民主党の圧勝の理由として、国民の多くが、自民公明による一党独裁に近い戦後政治に嫌気がさしただとか、小泉政権が生み出した格差に対する不満とか色々な理由ありましょう。小泉政権下での郵政民営化を争点として争った前回の衆議院戦況。あの時は、鳩山代表などが伸び悩む当選者の報を前に暗い顔をしており、立場は逆転したものの、全く今回と逆の風景であったと思い出します。これが小選挙区制の怖さと言ってしまえばそれまでではあります。

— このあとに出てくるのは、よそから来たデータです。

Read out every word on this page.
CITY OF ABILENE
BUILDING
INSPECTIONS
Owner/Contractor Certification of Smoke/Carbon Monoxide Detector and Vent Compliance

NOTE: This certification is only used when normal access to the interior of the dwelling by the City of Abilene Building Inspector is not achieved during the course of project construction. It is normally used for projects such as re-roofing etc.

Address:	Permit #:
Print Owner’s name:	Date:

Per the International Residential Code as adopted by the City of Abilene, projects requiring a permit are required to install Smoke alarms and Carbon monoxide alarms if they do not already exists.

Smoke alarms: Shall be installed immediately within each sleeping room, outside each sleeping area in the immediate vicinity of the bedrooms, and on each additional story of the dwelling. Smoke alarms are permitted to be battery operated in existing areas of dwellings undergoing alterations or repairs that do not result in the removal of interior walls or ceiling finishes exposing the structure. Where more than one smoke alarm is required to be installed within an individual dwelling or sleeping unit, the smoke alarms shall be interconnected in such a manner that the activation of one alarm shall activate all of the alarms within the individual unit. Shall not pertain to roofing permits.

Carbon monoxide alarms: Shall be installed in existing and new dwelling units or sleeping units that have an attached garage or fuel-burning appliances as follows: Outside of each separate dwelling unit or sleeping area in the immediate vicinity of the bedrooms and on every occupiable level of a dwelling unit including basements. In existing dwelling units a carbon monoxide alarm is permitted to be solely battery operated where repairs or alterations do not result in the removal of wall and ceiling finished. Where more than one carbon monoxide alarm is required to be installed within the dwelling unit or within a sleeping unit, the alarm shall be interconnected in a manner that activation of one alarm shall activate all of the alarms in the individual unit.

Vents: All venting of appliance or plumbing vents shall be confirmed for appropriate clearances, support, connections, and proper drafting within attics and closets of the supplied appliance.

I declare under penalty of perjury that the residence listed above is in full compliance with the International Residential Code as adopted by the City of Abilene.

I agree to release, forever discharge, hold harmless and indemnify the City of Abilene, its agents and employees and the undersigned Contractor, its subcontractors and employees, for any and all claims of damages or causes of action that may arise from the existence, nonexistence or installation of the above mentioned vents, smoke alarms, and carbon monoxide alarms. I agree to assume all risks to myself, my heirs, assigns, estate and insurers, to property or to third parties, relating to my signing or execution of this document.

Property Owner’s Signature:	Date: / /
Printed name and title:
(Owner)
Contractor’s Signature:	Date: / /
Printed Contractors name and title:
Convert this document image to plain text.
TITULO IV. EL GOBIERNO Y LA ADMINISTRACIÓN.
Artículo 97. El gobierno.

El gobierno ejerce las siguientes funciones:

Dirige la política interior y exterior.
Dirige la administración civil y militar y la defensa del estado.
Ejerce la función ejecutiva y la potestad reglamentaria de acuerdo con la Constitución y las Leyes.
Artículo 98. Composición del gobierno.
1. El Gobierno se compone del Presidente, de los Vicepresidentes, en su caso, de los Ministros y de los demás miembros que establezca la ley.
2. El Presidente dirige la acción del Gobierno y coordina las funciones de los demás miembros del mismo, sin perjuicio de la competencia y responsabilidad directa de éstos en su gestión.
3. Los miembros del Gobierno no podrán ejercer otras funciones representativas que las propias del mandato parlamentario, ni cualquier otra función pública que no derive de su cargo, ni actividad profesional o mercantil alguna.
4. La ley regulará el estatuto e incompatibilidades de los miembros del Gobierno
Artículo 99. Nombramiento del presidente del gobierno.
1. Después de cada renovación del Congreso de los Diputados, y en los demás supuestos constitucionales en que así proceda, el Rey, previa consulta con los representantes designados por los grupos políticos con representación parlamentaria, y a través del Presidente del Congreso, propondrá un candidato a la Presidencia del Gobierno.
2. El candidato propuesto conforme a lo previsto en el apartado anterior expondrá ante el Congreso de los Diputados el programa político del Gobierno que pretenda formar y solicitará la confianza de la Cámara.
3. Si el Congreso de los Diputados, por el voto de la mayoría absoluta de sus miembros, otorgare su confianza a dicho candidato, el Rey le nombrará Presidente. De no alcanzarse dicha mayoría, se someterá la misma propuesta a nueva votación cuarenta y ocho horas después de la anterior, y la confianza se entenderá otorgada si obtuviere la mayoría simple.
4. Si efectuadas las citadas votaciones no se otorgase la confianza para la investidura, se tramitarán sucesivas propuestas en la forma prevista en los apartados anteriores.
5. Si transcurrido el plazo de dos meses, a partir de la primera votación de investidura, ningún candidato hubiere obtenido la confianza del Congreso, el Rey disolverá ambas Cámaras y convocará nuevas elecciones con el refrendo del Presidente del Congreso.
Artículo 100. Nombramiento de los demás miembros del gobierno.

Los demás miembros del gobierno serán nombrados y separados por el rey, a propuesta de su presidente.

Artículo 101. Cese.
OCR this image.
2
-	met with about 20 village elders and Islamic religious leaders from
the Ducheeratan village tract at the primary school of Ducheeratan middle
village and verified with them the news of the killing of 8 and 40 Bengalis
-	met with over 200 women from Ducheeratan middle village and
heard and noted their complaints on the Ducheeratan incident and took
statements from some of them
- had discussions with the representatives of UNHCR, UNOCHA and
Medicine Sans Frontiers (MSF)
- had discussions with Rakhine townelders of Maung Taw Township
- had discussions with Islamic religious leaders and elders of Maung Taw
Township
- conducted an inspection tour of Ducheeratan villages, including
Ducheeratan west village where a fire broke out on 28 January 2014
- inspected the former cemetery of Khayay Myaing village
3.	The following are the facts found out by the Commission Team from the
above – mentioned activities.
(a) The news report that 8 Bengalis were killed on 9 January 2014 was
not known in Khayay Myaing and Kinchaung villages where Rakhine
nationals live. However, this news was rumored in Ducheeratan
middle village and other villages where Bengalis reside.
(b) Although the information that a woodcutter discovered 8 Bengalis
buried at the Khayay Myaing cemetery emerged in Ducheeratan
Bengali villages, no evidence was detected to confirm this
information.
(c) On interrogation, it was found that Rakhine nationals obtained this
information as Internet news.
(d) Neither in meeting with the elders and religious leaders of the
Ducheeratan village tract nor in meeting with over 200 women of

今回の民主圧勝について考えるに、小泉政権が誕生した2001年あたりから、自民崩壊の芽は顕著になってきたのだと考えています。小泉氏は「自民党をぶっ壊す」というキャッチフレーズで、当初、国民の圧倒的な人気を獲得しました。小泉氏が持ち込もうとしている政治とか制度が何であるのかも理解せずに「変革」というムードに乗ったというのが当時。それと同様に、郵政を象徴的なものとして「解体=改革」するというイメージを刷り込み、自民分裂に追い込みながらも、自民対自民の構図を作り上げ与党圧勝を演出したのが前回の選挙。世界同時不況後の米国でのオバマ旋風は「改革」を旗印にしたエネルギーを感じ、翻って更にわが国の閉塞感に、みなもう嫌気がさしていたというのが本音か。マニフェスト選挙とか言われたとしても、民主党を完全に信頼するほどに国民もバカでも無知でもない。しかし、それであっても自公政権の顔ぶれとやり口には、もうウンザリというのが正直なところでしょう。
ですから、積極的な選択としての民主党支持ではありえず、あくまでも私はムードとしての変革であるのだと考えています。民主党が今後どのような政権運営をするのか。民主党政権は、小泉政権の進めた規制緩和と市場主義(新自由主義)の反動からの格差社会を是正することを目的としています。当面は外交問題などよりも、弱者救済、セーフティーネットの拡大、既得権益からの利益再配分、平均的消費拡大による内需拡大とその結果としての経済再生という方向で考えるのだと思います。
それはそれで悪くはありませんが、結局は限られたパイの中での利益再配分ですから、誰もが果実を得られるわけではなく、それに気づいたときには、どこかから反発と反動が生じることは予測されること。国民の圧倒的多数による支持政党というのは、もはやファッショでしかありませんから、それほど民主政権が安泰とも思えない、いずれまた反動が生じるのではないかと考えています。